Open catwell opened this issue 2 weeks ago • 1 comments

In the current version of Teal this is valid:

local t: {integer: integer} = { [2] = 4}
for k, v in pairs(t) do
  k = k * 2
  assert(k == v)
end

This will warn:

local t: {integer: integer} = { [2] = 4}
for k, v in pairs(t) do
  local k = k * 2
  assert(k == v)
end
foo.tl:3:9: variable shadows previous declaration of 'k' (originally declared at 2:5)

In Lua 5.5 the first snippet is invalid and the second one will become a common idiom as it has been suggested by Roberto.

For an example of a code base needing this kind of change see https://github.com/luarocks/luarocks/pull/1844

How should Teal deal with this change?

catwell avatar Dec 07 '25 12:12 catwell

I wonder if Teal should have a <shadow> annotation to allow variable shadowing, they're useful sometimes.

(Also, multi annotation, like <const, shadow>)

Andre-LA avatar Dec 07 '25 14:12 Andre-LA

Good questions.
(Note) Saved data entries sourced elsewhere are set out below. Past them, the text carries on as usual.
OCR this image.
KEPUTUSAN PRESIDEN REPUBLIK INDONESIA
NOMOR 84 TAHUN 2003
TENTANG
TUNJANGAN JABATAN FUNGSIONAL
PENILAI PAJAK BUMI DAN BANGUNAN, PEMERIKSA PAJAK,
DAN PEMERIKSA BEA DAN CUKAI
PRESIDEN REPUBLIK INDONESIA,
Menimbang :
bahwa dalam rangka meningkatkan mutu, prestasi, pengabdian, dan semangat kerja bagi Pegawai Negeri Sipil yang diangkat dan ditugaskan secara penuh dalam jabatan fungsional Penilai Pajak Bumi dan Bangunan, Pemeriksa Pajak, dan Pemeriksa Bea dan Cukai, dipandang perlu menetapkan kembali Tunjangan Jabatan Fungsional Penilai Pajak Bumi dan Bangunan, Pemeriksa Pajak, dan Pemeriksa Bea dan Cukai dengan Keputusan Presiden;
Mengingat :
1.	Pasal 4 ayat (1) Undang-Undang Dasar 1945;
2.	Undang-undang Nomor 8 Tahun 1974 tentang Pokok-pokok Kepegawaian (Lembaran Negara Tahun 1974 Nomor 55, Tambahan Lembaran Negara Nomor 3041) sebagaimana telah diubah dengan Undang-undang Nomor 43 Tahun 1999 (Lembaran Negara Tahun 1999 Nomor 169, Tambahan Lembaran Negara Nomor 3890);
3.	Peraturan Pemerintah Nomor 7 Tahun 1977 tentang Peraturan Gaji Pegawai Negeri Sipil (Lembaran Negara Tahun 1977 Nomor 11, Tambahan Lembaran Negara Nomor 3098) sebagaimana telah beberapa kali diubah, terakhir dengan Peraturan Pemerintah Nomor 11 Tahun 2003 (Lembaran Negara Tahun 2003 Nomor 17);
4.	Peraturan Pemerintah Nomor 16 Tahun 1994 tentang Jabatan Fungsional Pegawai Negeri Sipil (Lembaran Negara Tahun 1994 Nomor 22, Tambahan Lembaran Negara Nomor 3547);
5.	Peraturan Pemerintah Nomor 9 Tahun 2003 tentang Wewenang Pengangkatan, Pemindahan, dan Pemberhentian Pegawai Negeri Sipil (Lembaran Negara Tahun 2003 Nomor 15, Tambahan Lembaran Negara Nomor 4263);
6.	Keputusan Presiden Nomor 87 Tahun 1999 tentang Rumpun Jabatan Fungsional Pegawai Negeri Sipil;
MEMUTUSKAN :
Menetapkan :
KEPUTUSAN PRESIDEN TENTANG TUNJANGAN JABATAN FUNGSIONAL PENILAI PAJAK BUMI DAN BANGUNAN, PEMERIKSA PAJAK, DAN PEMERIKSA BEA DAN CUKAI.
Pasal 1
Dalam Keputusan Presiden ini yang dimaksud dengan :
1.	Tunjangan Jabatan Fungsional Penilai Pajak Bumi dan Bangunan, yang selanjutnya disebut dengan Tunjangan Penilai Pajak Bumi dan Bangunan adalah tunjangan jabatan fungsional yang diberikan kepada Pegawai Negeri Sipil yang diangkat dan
In Rust, for example, variable shadowing is super common, when extracting values from Options, etc. Given a statically-typed language, shadowing a variable is less often a mistake (because when it's a mistake they often have different types and the compiler catches misuses). Unlike Rust, Teal does (a little bit of) flow typing, so there ought to be less of that if let Some(foo) = foo shadowing that you see in Rust.

One simple option would be to lift Lua 5.5's restriction, and just translate for k, v in exp do block end to for k, v in exp do local k = k; block end (and we could do that efficiently, i.e., only when needed). That would produce Lua 5.3 semantics, if I'm not mistaken. In the 5.3 manual, the semantics of generic for state that writing to the control variable doesn't modify the loop:

https://www.lua.org/manual/5.3/manual.html#3.3.5

A for statement like
     for var_1, ···, var_n in explist do block end

is equivalent to the code:

     do
       local f, s, var = explist
       while true do
         local var_1, ···, var_n = f(s, var)
         if var_1 == nil then break end
         var = var_1
         block
       end
     end

The Lua 5.4 mysteriously says "You should not change the value of the control variable during the loop" but doesn't specify what happens. The 5.3 manual specification above seems to show that assigning to var_1 will not affect the internal variable var which actually controls the loop.